Sal Khan is pioneering innovation in education again
Role of AI Tutors in Learning
- Many commenters see LLMs as a game‑changing “24/7 tutor”: can explain concepts in multiple ways, at different levels, with infinite patience, like a cheap approximation of one‑on‑one tutoring.
- Others argue this mostly benefits already‑motivated learners; those who don’t care about learning will simply use AI to offload work.
- Some note that similar “education revolutions” were promised for radio, TV, video, MOOCs, and didn’t materially change mass outcomes.
Accuracy, Hallucinations, and Trust
- A recurring concern: current LLMs confidently produce wrong answers, sometimes even to simple math. This is seen as fatal for unsupervised use with children.
- Some propose narrow, verified systems (e.g., math supported by symbolic solvers) or LLM “guardrails” as partial fixes, especially in constrained K–12 domains.
- Others point out that human teachers also make mistakes, but note AI’s error rate can be frequent and hard for novices to detect.
Motivation, Cheating, and Assessment
- Multiple comments argue lack of motivation, not lack of content, is the core problem. School success often depends on social dynamics, expectations, and accountability, which AI can’t fully replicate.
- There is strong concern about students using AI to generate essays and solve homework without learning, and about the difficulty of detecting this.
- Several suggest tests and curricula must shift away from rote essays and easily automated tasks toward synthesis, projects, and in‑person or oral assessment.
Curriculum and What to Teach
- Some say most people need solid fundamentals (basic algebra, percentages, data literacy) more than advanced math; AI might justify pruning content.
- Others insist broad math education builds foundational thinking skills and should remain widely taught, with AI as a support.
Equity, Access, and Personal Stories
- One thread describes using Khan Academy to go from high‑school dropout to a strong career, illustrating how free, high‑quality online resources can be life‑changing.

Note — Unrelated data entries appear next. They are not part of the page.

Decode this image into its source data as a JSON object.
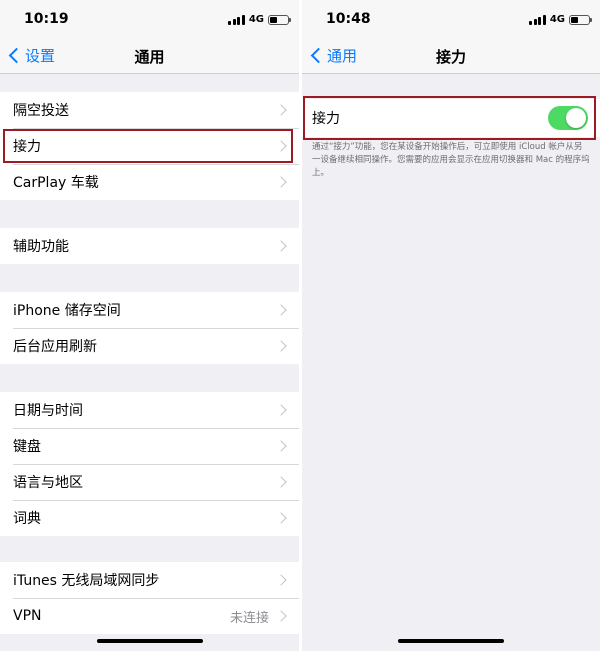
{
  "left": {
    "status": {
      "time": "10:19",
      "network": "4G"
    },
    "nav": {
      "back_label": "设置",
      "title": "通用"
    },
    "groups": [
      {
        "items": [
          {
            "label": "隔空投送"
          },
          {
            "label": "接力"
          },
          {
            "label": "CarPlay 车载"
          }
        ]
      },
      {
        "items": [
          {
            "label": "辅助功能"
          }
        ]
      },
      {
        "items": [
          {
            "label": "iPhone 储存空间"
          },
          {
            "label": "后台应用刷新"
          }
        ]
      },
      {
        "items": [
          {
            "label": "日期与时间"
          },
          {
            "label": "键盘"
          },
          {
            "label": "语言与地区"
          },
          {
            "label": "词典"
          }
        ]
      },
      {
        "items": [
          {
            "label": "iTunes 无线局域网同步"
          },
          {
            "label": "VPN",
            "value": "未连接"
          }
        ]
      }
    ]
  },
  "right": {
    "status": {
      "time": "10:48",
      "network": "4G"
    },
    "nav": {
      "back_label": "通用",
      "title": "接力"
    },
    "handoff": {
      "label": "接力",
      "enabled": true,
      "footnote": "通过“接力”功能，您在某设备开始操作后，可立即使用 iCloud 帐户从另一设备继续相同操作。您需要的应用会显示在应用切换器和 Mac 的程序坞上。"
    }
  },
  "colors": {
    "accent": "#0a7aff",
    "toggle_on": "#4cd964",
    "highlight": "#9b1b23",
    "background": "#efeff4"
  }
}
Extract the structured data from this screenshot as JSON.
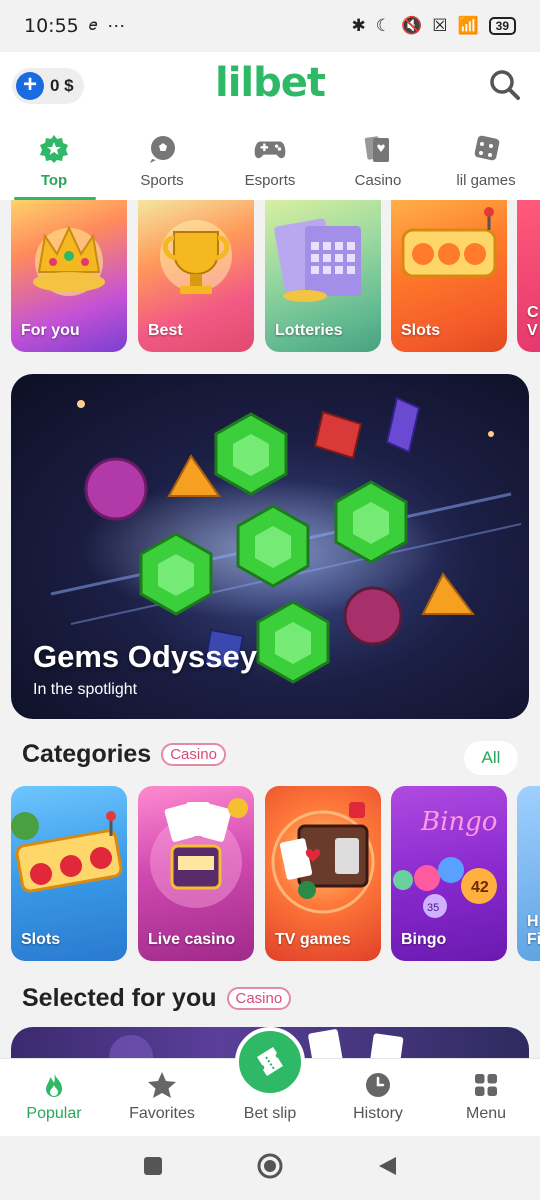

- Others caution that such stories are inspirational but not necessarily representative; success still depends on support, stability, and luck.
- Concerns appear about paid tiers (Khanmigo) and whether lower‑income families or under‑resourced schools will actually benefit.
Edtech Economics and Corporate Power
- Several educators argue there’s “no money in edtech” for K–12 beyond records systems; ongoing AI subscriptions are hard for public schools to fund.
- Others point to private tutoring markets and wealthy parents as likely early adopters.
- Some express mistrust of big‑tech motives (Microsoft, OpenAI), fear propaganda/“alignment” biases, and worry about education becoming a lowest‑cost, corporatized product.